Utilising previous timeframes
You can make use of higher timeframes to find different levels. Let’s say that you are using a 15-minute time frame. Start by observing a one-hour chart and incorporate what you learn into a shorter period.
Once you start getting the hang of this, you can increase the time frame to four hours, and take your resistance and support levels to another 15-minute chart. Keep in mind that if the levels from higher time frames match with the ones of lower periods, they will provide sturdier resistance support as they would have the same price levels.
Peaks and Troughs
When you open the chart present in your preferred time frame, try and identify the charts highest peak and highlight it as ATH, which stands for All-Time High. After this, look for the chart bottom, and once you find it, mark it as ATL (All-time low).
Mark each trough and peak with a short line, available in your platform chart tools. As far as downtrends go, the lower highs are resistance levels, while higher lows are support levels. Uptrends, however, are entirely different; every higher trough indicates a support level, whereas a consecutive higher peak determines a resistance level.

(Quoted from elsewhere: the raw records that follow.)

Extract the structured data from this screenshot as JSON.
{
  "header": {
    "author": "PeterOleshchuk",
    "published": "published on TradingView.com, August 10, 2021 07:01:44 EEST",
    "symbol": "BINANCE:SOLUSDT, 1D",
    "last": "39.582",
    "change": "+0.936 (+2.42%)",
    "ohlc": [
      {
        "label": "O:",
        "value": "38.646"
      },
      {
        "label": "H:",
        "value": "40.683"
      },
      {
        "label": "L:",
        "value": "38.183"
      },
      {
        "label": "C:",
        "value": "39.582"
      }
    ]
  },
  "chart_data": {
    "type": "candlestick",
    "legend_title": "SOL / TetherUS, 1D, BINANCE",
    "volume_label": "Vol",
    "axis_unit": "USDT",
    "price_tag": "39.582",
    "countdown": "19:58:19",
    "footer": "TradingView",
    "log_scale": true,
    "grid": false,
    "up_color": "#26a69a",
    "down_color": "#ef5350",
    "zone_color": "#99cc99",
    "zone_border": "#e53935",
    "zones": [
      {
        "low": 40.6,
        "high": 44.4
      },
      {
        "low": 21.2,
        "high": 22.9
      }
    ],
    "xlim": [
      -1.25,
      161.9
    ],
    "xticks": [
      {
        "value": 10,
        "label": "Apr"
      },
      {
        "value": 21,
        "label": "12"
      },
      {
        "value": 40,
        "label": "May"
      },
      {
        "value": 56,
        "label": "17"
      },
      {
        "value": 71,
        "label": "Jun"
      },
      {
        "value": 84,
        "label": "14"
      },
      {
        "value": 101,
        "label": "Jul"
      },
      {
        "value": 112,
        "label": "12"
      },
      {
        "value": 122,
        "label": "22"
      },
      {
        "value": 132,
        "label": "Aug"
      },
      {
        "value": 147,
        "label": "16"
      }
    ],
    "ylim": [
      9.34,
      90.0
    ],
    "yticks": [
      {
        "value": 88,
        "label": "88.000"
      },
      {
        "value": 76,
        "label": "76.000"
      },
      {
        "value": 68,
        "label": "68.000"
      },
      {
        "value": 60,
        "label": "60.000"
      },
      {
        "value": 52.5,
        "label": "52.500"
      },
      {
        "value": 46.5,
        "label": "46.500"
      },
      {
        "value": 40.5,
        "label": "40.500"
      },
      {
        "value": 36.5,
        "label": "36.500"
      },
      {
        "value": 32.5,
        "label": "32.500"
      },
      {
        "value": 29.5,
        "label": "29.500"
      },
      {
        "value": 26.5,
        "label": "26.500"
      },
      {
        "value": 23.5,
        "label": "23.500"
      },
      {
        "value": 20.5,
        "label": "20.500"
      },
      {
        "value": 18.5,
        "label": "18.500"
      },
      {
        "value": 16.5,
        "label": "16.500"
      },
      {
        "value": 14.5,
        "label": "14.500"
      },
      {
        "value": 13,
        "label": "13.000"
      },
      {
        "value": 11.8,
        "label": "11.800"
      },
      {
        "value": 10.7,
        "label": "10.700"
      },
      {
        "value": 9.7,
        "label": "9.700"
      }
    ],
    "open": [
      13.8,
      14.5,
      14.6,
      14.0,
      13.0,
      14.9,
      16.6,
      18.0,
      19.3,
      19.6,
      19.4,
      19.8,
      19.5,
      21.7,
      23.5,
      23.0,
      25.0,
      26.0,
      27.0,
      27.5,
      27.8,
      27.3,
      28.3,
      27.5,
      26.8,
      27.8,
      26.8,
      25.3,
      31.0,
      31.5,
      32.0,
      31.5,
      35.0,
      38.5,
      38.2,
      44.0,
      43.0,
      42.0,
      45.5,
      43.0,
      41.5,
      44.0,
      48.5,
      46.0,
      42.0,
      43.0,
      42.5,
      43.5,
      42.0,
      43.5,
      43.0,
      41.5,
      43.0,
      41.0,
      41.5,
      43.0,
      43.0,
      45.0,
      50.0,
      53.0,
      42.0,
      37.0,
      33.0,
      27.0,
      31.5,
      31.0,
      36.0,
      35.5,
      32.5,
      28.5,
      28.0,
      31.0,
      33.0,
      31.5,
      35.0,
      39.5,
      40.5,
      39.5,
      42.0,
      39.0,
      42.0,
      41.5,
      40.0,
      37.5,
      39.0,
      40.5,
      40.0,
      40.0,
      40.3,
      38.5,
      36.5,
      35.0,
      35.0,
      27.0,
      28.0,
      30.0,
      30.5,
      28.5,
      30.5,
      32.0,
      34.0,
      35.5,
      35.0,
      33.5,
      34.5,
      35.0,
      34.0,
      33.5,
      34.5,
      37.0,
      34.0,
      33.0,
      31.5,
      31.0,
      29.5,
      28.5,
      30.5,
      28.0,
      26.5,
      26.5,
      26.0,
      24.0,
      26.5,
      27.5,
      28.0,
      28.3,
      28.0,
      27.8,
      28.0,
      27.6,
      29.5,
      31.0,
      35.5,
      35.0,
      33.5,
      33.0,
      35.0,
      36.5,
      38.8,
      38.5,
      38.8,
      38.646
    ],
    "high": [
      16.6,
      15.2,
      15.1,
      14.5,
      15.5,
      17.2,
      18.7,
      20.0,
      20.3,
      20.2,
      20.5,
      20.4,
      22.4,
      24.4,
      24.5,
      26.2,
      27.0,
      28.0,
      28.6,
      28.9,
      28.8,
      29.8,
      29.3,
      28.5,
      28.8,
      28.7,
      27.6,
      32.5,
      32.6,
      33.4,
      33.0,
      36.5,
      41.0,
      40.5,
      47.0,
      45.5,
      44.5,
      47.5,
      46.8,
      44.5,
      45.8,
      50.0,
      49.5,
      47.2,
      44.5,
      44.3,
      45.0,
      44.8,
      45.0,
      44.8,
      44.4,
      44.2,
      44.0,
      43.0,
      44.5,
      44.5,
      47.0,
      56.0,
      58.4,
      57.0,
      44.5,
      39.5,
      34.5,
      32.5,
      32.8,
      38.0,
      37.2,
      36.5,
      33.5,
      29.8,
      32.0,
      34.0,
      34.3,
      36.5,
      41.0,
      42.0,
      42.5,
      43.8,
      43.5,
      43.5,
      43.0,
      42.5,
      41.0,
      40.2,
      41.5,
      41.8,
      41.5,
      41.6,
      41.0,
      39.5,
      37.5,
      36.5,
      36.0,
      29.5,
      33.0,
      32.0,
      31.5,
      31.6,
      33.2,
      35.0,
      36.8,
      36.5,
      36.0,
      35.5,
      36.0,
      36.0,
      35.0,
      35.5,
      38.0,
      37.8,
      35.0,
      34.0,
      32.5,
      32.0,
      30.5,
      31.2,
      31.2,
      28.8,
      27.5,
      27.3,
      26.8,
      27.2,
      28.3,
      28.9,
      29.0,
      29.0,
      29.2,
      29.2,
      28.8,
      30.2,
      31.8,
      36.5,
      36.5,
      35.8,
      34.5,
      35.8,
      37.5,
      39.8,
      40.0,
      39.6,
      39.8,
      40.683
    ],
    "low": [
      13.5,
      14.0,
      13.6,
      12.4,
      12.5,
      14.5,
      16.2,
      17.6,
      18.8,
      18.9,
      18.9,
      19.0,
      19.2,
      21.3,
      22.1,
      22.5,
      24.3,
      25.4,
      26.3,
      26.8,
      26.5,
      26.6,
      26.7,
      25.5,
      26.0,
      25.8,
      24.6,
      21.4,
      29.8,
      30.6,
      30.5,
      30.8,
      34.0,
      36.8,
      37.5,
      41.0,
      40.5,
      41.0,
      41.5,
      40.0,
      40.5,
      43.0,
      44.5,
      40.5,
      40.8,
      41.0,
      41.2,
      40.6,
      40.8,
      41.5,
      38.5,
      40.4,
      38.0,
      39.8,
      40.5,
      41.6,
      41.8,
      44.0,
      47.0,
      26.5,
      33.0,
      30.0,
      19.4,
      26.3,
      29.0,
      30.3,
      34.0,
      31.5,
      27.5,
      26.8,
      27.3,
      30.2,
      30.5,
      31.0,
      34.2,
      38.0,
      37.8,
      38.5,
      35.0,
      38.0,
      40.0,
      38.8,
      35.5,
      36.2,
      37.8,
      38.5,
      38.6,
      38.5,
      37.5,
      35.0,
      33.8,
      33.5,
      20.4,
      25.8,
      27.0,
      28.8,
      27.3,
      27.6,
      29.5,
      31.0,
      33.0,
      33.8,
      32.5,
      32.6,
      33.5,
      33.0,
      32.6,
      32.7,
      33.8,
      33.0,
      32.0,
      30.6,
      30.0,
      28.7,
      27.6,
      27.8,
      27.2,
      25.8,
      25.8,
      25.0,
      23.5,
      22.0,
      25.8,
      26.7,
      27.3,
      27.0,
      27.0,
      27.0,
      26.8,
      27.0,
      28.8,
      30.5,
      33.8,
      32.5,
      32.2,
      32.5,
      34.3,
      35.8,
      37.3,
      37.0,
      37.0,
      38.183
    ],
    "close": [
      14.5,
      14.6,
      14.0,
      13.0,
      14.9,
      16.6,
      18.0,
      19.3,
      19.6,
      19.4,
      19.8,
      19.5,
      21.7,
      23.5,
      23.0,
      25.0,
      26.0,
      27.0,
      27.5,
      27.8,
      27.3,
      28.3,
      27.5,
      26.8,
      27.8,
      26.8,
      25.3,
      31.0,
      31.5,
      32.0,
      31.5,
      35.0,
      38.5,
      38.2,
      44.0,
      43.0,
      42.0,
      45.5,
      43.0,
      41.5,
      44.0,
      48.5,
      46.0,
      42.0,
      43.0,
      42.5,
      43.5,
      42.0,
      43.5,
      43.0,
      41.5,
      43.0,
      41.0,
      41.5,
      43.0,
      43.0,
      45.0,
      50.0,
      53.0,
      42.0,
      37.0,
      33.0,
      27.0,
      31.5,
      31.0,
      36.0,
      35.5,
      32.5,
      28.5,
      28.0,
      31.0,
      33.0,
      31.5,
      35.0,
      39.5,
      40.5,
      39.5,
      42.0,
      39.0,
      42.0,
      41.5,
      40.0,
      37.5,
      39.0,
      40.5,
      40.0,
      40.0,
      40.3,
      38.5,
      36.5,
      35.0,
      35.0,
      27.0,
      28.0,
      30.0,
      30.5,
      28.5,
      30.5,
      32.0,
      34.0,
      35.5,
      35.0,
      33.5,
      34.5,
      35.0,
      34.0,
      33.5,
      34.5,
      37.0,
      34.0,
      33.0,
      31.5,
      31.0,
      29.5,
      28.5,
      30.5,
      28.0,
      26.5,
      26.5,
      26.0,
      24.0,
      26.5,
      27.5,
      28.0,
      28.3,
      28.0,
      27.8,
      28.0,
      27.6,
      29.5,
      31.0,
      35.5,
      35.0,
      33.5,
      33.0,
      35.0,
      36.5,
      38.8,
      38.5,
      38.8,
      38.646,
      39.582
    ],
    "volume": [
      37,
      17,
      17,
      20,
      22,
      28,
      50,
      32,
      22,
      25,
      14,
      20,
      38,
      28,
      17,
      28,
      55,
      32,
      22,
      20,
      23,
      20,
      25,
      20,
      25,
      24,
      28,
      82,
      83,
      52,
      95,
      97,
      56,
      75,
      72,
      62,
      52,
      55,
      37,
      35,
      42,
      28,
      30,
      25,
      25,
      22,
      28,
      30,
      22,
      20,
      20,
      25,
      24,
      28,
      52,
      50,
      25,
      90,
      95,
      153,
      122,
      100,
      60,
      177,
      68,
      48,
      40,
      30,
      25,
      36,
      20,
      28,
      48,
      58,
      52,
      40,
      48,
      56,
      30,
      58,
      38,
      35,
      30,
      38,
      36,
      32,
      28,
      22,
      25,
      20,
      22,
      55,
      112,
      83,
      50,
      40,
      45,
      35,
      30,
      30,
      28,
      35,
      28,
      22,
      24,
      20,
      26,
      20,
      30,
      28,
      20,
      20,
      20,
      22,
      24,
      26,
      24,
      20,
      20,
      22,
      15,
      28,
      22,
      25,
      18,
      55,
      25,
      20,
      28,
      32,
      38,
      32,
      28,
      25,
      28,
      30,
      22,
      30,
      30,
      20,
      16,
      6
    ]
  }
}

How to draw Support and Resistance Lines?
Although there are several variables linked with drawing resistance and support lines, here are some things you must keep in mind:
Where should you start drawing these Lines?
Firstly, there aren’t any hard or fast rules regarding how one should draw resistance lines. In most cases, younger levels turn out to be more relevant in comparison to older ones. The reason is that younger ones represent current prices where the market has been facing difficulties in breaking above or below.
In case you are using high time frames, especially weekly ones, start focusing on the previous twelve months of data to help you determine your potential swing lows and swing highs.
Drawing Support and Resistance Lines in short periods
It does not matter when you plan to draw resistance and support lines; what’s more important is that you follow the same principles for every timeframe. Bear in mind, however, that these levels on high timeframes are significantly more successful than fifteen minutes or other small periods.
Drawing Resistance and Support Lines on Candlestick Charts
Most traders agree that these charts offer you an excellent option to study support and resistance levels. A candlestick’s body represents the closing and opening prices along with lower wick and upper wick, representing lows and highs in trading sessions. Traders can utilise the candles to draw resistance and support lines on a specific chart.
How to Trade with Support and Resistance?
Forex traders often notice that prices tend to break out soon after an uncertain period, especially when there is no specific price direction. You can search for opportunities like these to potentially capitalise on the rapidly increasing momentum. Experts also predict that a continuation could give dawn to a new trend.
However, you should avoid falling into the trading trap of false breakouts. You can do this by waiting for pullbacks before making any commitment.
The Trendline Strategy
In this strategy, you take advantage of the trendline as resistance or support. (A trendline cannot act as both). In this method, you create a line that connects multiple downtrend highs or uptrend lows. If the trend is strong enough, the price will keep on moving in the trend’s direction by deflecting from the trendline.
Range trading occurs in between resistance and support, as traders look to sell at resistance and buy at support. Imagine the area in between Resistance and Support as a large room with the former being the ceiling and the latter being the floor. You will notice that price ranges appear sideways in most trading markets. They often start forming when there are no indications or expectations for a trend.